This is the complexity that C was avoiding by prohibiting nested functions. Now, it's certainly true that a current C++ compiler is a rather different sort of beast from a 1970's vintage C compiler. With things like multiple, virtual inheritance, a C++ compiler has to deal with things on this same general nature in any case (i.e., finding the location of a base-class variable in such cases can be non-trivial as well). On a percentage basis, supporting nested functions wouldn't add much complexity to a current C++ compiler (and some, such as gcc, already support them).

At the same time, it rarely adds much utility either. In particular, if you want to define something that acts like a function inside of a function, you can use a lambda expression. What this actually creates is an object (i.e., an instance of some class) that overloads the function call operator (operator()) but it still gives function-like capabilities. It makes capturing (or not) data from the surrounding context more explicit though, which allows it to use existing mechanisms rather than inventing a whole new mechanism and set of rules for its use.

Bottom line: even though it might initially seem like nested declarations are hard and nested functions are trivial, more or less the opposite is true: nested functions are actually much more complex to support than nested declarations.

It is not obvious why one is not allowed; nested functions were proposed a long time ago in N0295 which says:

We discuss the introduction of nested functions into C++. Nested functions are well understood and their introduction requires little effort from either compiler vendors, programmers, or the committee. Nested functions offer significant advantages, [...]

Obviously this proposal was rejected, but since we don't have meeting minutes available online for 1993 we don't have a possible source for the rationale for this rejection.

In fact this proposal is noted in Lambda expressions and closures for C ++ as a possible alternative:

One article [Bre88] and proposal N0295 to the C ++ committee [SH93] suggest adding nested functions to C ++ . Nested functions are similar to lambda expressions, but are defined as statements within a function body, and the resulting closure cannot be used unless that function is active. These proposals also do not include adding a new type for each lambda expression, but instead implementing them more like normal functions, including allowing a special kind of function pointer to refer to them. Both of these proposals predate the addition of templates to C ++ , and so do not mention the use of nested functions in combination with generic algorithms. Also, these proposals have no way to copy local variables into a closure, and so the nested functions they produce are completely unusable outside their enclosing function

Considering we do now have lambdas we are unlikely to see nested functions since, as the paper outlines, they are alternatives for the same problem and nested functions have several limitations relative to lambdas.

As for this part of your question:

// This is legal, but why would I want this?
int two(int bar);

There are cases where this would be a useful way to call the function you want.
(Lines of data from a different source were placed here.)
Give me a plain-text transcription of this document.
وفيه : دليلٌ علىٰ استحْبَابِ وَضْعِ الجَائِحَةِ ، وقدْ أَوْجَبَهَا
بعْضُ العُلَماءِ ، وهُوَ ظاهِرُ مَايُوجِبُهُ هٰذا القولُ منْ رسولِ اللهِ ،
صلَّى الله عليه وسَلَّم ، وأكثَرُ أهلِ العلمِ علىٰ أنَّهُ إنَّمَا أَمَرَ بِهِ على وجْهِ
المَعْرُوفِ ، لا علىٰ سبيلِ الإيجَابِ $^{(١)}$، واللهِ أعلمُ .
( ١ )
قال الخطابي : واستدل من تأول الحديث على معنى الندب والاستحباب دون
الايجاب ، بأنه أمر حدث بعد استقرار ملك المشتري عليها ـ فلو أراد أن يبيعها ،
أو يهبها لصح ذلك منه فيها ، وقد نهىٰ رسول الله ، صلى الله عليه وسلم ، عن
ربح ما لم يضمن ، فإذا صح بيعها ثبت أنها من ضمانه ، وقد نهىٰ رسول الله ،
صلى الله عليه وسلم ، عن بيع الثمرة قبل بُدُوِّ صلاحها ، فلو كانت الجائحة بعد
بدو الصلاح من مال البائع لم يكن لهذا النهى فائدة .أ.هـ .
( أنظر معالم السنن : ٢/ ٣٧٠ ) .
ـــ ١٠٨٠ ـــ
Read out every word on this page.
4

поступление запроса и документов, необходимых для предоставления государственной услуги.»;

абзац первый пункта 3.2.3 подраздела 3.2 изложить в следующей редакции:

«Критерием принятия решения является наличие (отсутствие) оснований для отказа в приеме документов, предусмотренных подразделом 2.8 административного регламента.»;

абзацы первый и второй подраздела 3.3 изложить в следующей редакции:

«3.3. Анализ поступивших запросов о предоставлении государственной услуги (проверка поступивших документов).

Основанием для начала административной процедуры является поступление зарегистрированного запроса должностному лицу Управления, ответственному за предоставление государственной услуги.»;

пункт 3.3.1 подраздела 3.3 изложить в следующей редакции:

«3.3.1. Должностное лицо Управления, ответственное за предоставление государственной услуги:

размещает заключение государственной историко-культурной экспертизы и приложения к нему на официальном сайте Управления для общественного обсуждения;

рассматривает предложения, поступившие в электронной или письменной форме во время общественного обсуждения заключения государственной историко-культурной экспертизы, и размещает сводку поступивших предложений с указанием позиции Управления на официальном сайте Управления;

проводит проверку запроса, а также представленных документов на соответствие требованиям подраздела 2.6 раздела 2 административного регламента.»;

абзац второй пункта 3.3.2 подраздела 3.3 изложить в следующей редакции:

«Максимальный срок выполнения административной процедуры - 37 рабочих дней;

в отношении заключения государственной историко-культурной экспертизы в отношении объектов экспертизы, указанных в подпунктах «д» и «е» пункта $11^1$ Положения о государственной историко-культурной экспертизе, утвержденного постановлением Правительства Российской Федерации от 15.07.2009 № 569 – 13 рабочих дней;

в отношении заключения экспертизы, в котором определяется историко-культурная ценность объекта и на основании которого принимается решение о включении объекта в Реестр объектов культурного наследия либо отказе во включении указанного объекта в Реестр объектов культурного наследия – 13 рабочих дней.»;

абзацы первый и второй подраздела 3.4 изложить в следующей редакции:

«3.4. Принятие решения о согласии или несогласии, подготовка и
The draft C++ standard section 3.4.1 [basic.lookup.unqual] gives us one interesting example:

namespace NS {
class T { };
void f(T);
void g(T, int);
}


NS::T parm;
void g(NS::T, float);


int main() {
f(parm); // OK: calls NS::f
extern void g(NS::T, float);
g(parm, 1); // OK: calls g(NS::T, float)
}

This is not an answer to the OP question, but rather a reply to several comments.

I disagree with these points in the comments and answers: 1 that nested declarations are allegedly harmless, and 2 that nested definitions are useless.

1 The prime counterexample for the alleged harmlessness of nested function declarations is the infamous Most Vexing Parse. IMO the spread of confusion caused by it is enough to warrant an extra rule forbidding nested declarations.

2 The 1st counterexample to the alleged uselessness of nested function definitions is frequent need to perform the same operation in several places inside exactly one function. There is an obvious workaround for this:

private:
inline void bar(int abc)
{
// Do the repeating operation
}


public:
void foo()
{
int a, b, c;
bar(a);
bar(b);
bar(c);
}

However, this solution often enough contaminates the class definition with numerous private functions, each of which is used in exactly one caller. A nested function declaration would be much cleaner.

Just wanted to point out that the GCC compiler allows you to declare functions inside functions. Read more about it here. Also with the introduction of lambdas to C++, this question is a bit obsolete now.


The ability to declare function headers inside other functions, I found useful in the following case:

void do_something(int&);


int main() {
int my_number = 10 * 10 * 10;
do_something(my_number);


return 0;
}


void do_something(int& num) {
void do_something_helper(int&); // declare helper here
do_something_helper(num);


// Do something else
}


void do_something_helper(int& num) {
num += std::abs(num - 1337);
}

What do we have here? Basically, you have a function that is supposed to be called from main, so what you do is that you forward declare it like normal. But then you realize, this function also needs another function to help it with what it's doing. So rather than declaring that helper function above main, you declare it inside the function that needs it and then it can be called from that function and that function only.

My point is, declaring function headers inside functions can be an indirect method of function encapsulation, which allows a function to hide some parts of what it's doing by delegating to some other function that only it is aware of, almost giving an illusion of a nested function.

Nested function declarations are allowed probably for 1. Forward references 2. To be able to declare a pointer to function(s) and pass around other function(s) in a limited scope.

Nested function definitions are not allowed probably due to issues like 1. Optimization 2. Recursion (enclosing and nested defined function(s)) 3. Re-entrancy 4. Concurrency and other multithread access issues.

From my limited understanding :)